Cornette’s works that deal mainly with chemistry were at first solidly in the Rouellian tradition: he followed Rouelle’s theories, as well as several questions that had long interested Rouelle himself. For example, Cornette conceived of chemical union as the adherence (sticking together) of the latus (side) of each chemical component, component, which is what Rouelle also taught. Cornette’s several memoirs on salts and their decomposition by mineral acids are strongly reminiscent of Rouelle’s important memoris on this topic. In this study, Cornette was led to suggest corrections to the affinity tables, and his complaint that these were often too general reflects the staunch empiricism of Rouelle. Finally, his memoirs on the reaction of acids with oils, which were motivated by a prize put up by the Academy of Dijon in 1777, also relied on Rouelle’s study on the inflammation of oils.

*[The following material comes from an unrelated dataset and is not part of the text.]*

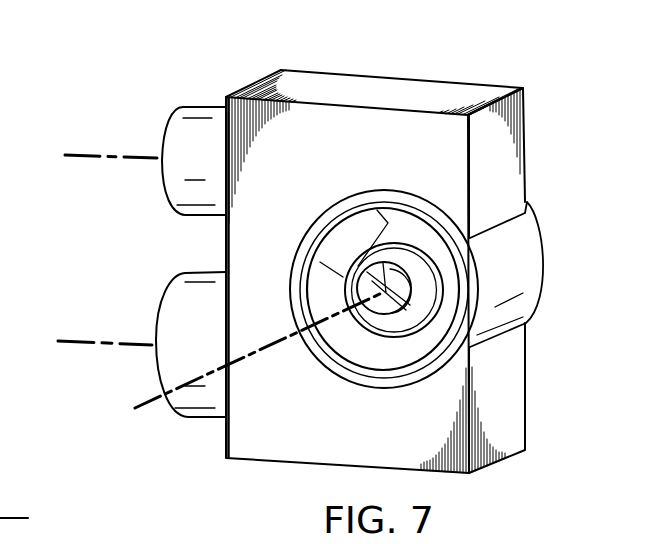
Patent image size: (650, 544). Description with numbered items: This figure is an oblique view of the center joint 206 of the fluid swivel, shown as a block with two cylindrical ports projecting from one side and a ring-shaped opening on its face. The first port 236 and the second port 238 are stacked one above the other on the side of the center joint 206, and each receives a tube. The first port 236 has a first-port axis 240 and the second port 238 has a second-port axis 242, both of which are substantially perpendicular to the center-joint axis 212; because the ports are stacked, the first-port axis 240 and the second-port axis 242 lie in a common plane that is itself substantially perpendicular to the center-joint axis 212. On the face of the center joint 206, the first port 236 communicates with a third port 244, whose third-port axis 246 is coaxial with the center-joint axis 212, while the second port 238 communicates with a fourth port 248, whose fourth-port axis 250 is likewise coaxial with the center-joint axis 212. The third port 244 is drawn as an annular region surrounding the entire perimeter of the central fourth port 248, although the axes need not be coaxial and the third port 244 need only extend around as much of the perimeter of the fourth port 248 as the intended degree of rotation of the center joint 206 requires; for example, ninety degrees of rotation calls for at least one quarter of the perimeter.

Later on Cornette turned his attention to chemical drugs (works on soap, mercury, etc.) at the expense of pure chemistry. This shift in emphasis may have been caused by his refusal to espouse the newer theories of Lavoisier, a refusal dictated perhaps more by personal feelings of dislike than by doctrinal convictions.
BIBLIOGRAPHY
Among Cornette’s published writings are Quaestio chemico-medica de diversis saponum generibus, variaque illorum in curandis morbis efficacia… (Montpellier, 1778); and Mémoire sur la formation du salpêtre et sel moyes d’augmenter en France la production de ce sel (Paris, 1779). Many memoirs appeared in the Mémories de l’Académie royale des sciences (1778–1786). Prominent among these are his memoris on salts, which appeared in the Mémoires for 1778, 1779, and 1783; and his memoirs on the reaction between acids and oils, which appeared in the Mémoires for 1780 and 1782. Several of his memoirs also appeared in the Memoires de la Societe royale de medecine, 3–8 (1782–1788). Many of these were done in collaboration with Lassone. MSS in his hand can be found in the Archives de Seine-et-Oise in Versailles, cataloged as rubrique 107, 1 and 2 (E 678–679); rubrique 1089E 689–699); and rubrique 109(E 705).
A more detailed secondary source is André Desormonts, Claude-Melchior Cornette, apothicaire, chimiste, hygièniste, médecin, médecin de cour (Paris, 1933).